29 Oct 2022

a survivability onion for privacy tools?

Starting with some good news. There are several versions of the Survivability Onion but most appear to be US government work and so not copyrighted. I’m going to borrow it because it looks like a good starting point for setting priorities for designing a privacy tools and and services stack. Yes, in the long run, the real impact of individual privacy measures will be not so much in how you’re protected as an individual, but in how you help drive future investments away from surveillance and toward more constructive projects.

It would be good to get more privacy people leveled up:

Level 1 mix of effective and ineffective actions

Level 2 effective actions, but applied haphazardly (this is about where I am now)

Level 3 effective actions, efficiently selected and applied

If you want privacy, prepare for surveillance? All right, onion time.

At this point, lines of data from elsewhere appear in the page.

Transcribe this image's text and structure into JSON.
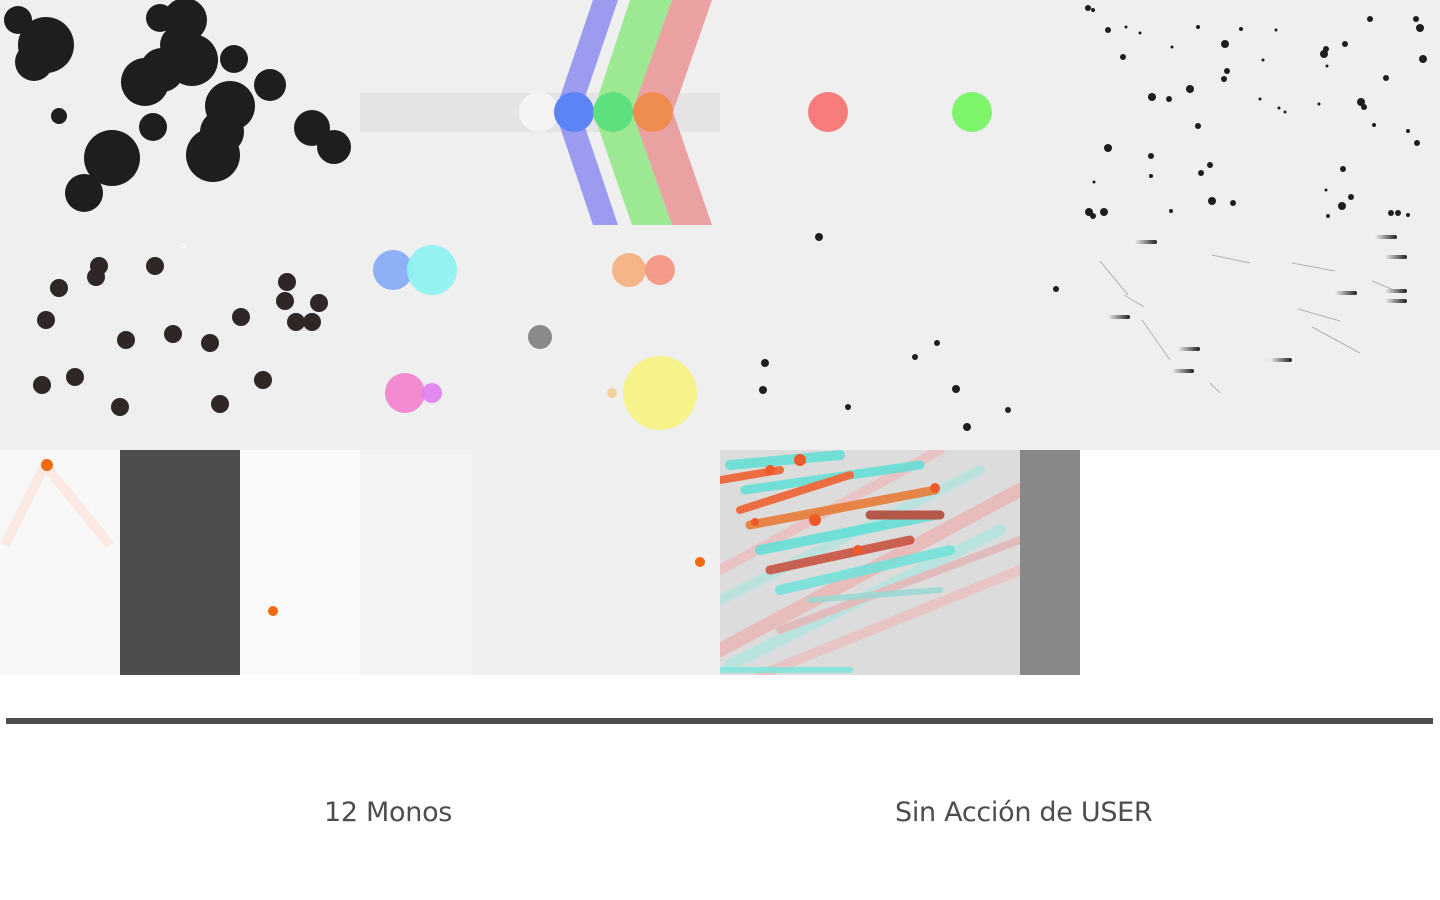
{
  "captions": {
    "left": "12 Monos",
    "right": "Sin Acción de USER"
  },
  "colors": {
    "ink": "#1e1e1e",
    "brown_ink": "#2f2626",
    "orange_dot": "#f26a10",
    "tile_bg": "#efefef",
    "divider": "#4d4d4d",
    "caption_text": "#4d4d4d"
  }
}
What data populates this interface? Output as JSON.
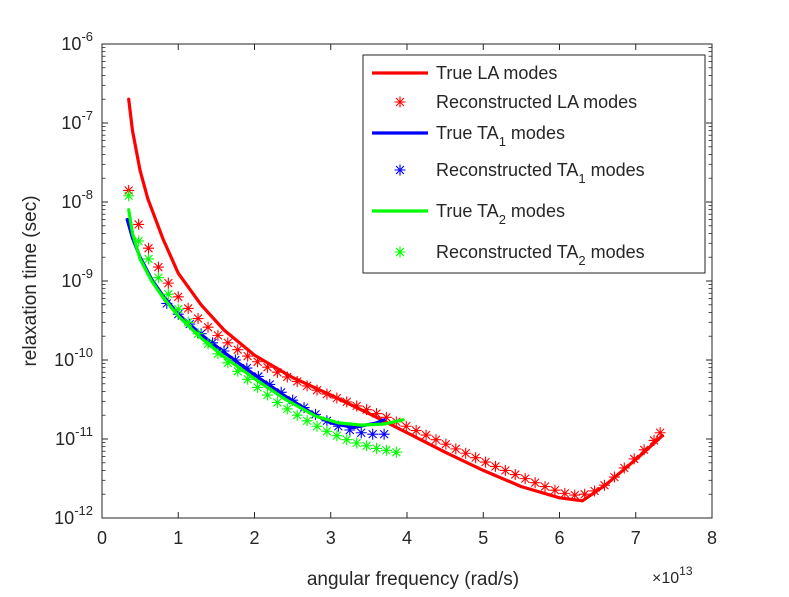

Integrated SoS Survivability Onion chart, showing layers: pre-emptive encounter, pre-emptive kill,
  avoid/prevent encounter/exposure, avoid detection, avoid targeting, avoid engagement, avoid hit/application, avoid kill

A survivability onion is a way to visualize layers of protection. From Integrated Survivability Assessment:

The separate and independent “layers” of functions, which the threat has to “penetrate” to kill the system in a typical engagement, are most often represented mathematically by independent probabilities; thus, the overall probability of survival is the product of the independent component probabilities.

Since you have limited resources when designing an armored vehicle or whatever, you can apply your limited weight and money budgets to the most effective combinations of layers. The object is to maximize the probability of survival, which is the product of the probabilities of the attack getting through each layer.

And hey, that sounds familiar. We have a limited amount of time, money, and political juice for privacy stuff too. I think we can visualize the protection options in a similar way. Here’s a first attempt at a survivability onion for a personal privacy stack, with some examples of what fits into what layer.

  • Don’t do a trackable activity (delete a surveillance app, don’t visit a surveilled location, boycott a vendor)

  • Don’t send tracking info (block tracking traffic, either by using a tool like Privacy Badger to keep a tracking script from loading, or using a network filter like Pi-hole to prevent tracking SDKs from communicating with their hosts)

  • Send tracking info that is hard to link to your real info (use an auto-generated email address system like Firefox Relay, churn tracking cookies with Cookie AutoDelete)

  • Object or opt out when doing a tracked activity (Global Privacy Control)

  • Object, exercise the right to delete, or opt out later, after data has been collected but before you are targeted (Authorized Agent services like Permission Slip by CR, RtD automation tools like Mine)

So that’s step one—define the layers of the onion.